Rock legend Neil Young has disclosed that he was working on a project with Steve Jobs which would have pushed the envelope on digital music quality.
A report in
Rolling Stones documents Young's frustrations with the quality of music being sold in stores online. "When I started making records, we had a hundred percent of the sound," said Young. "And then you listen to it as an MP3 at the same volume - people leave the room. It hurts..".
Emphasizing the fact he has no "back in our times" hangover, Young said it wasn't about analog or vinyl versus digital, but more about how the various mediums were being used. "It's not that digital is bad or inferior, it's that the way it's being used isn't doing justice to the art," Young, was quoted as saying at
D: Dive Into Media conference. "The MP3 only has 5 percent of the data present in the original recording. ... The convenience of the digital age has forced people to choose between quality and convenience, but they shouldn't have to make that choice."
Neil Young explained that he had discussed this problem with Apple's late co-founder Steve Jobs, who apparently understood, if not shared, his concerns.
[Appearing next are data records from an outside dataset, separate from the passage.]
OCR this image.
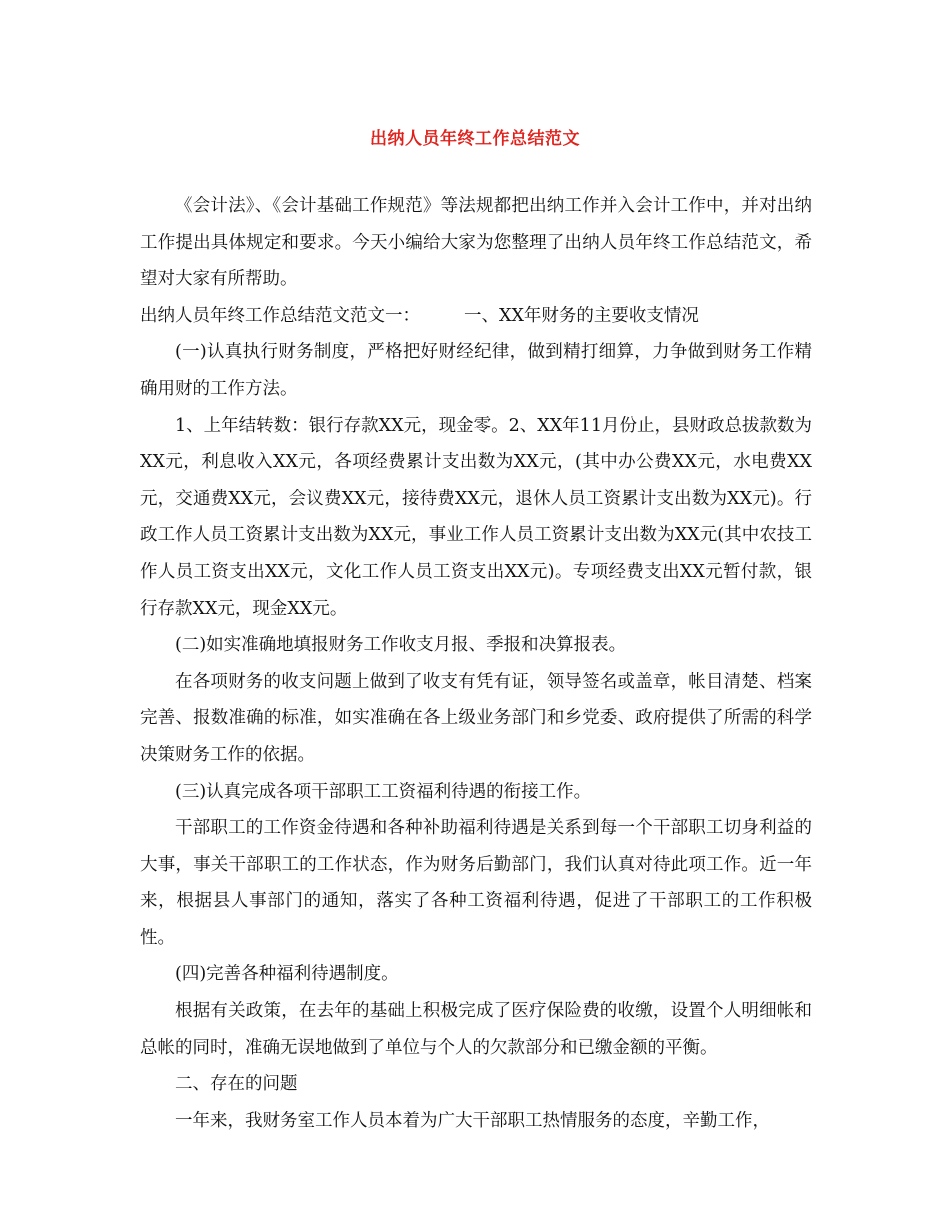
出纳人员年终工作总结范文

《会计法》、《会计基础工作规范》等法规都把出纳工作并入会计工作中，并对出纳工作提出具体规定和要求。今天小编给大家为您整理了出纳人员年终工作总结范文，希望对大家有所帮助。

出纳人员年终工作总结范文范文一：	一、XX年财务的主要收支情况

(一)认真执行财务制度，严格把好财经纪律，做到精打细算，力争做到财务工作精确用财的工作方法。

1、上年结转数：银行存款XX元，现金零。2、XX年11月份止，县财政总拔款数为XX元，利息收入XX元，各项经费累计支出数为XX元，(其中办公费XX元，水电费XX元，交通费XX元，会议费XX元，接待费XX元，退休人员工资累计支出数为XX元)。行政工作人员工资累计支出数为XX元，事业工作人员工资累计支出数为XX元(其中农技工作人员工资支出XX元，文化工作人员工资支出XX元)。专项经费支出XX元暂付款，银行存款XX元，现金XX元。

(二)如实准确地填报财务工作收支月报、季报和决算报表。

在各项财务的收支问题上做到了收支有凭有证，领导签名或盖章，帐目清楚、档案完善、报数准确的标准，如实准确在各上级业务部门和乡党委、政府提供了所需的科学决策财务工作的依据。

(三)认真完成各项干部职工工资福利待遇的衔接工作。

干部职工的工作资金待遇和各种补助福利待遇是关系到每一个干部职工切身利益的大事，事关干部职工的工作状态，作为财务后勤部门，我们认真对待此项工作。近一年来，根据县人事部门的通知，落实了各种工资福利待遇，促进了干部职工的工作积极性。

(四)完善各种福利待遇制度。

根据有关政策，在去年的基础上积极完成了医疗保险费的收缴，设置个人明细帐和总帐的同时，准确无误地做到了单位与个人的欠款部分和已缴金额的平衡。

二、存在的问题

一年来，我财务室工作人员本着为广大干部职工热情服务的态度，辛勤工作，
Young told Rolling Stones that he and Steve Jobs had discussed the possibility of developing an iPod like device that could store roughly 30 studio-quality albums, "We were working on it".
"Steve Jobs was a pioneer of digital music, and his legacy is tremendous. But when he went home, he listened to vinyl. And you've got to believe that if he'd lived long enough, he would have done what I'm trying to do."
Not one to sit by the sides and complain, Young is working on a high-quality audio alternative to present-day audio formats like MP3. This came to light when Young and his team filed trademarks for possible names for the file format. Ivanhoe, 21st Century Record Player, Earth Storage, Storage Shed, Thanks for Listening and SQS (Studio Quality Sound) are the names being considered.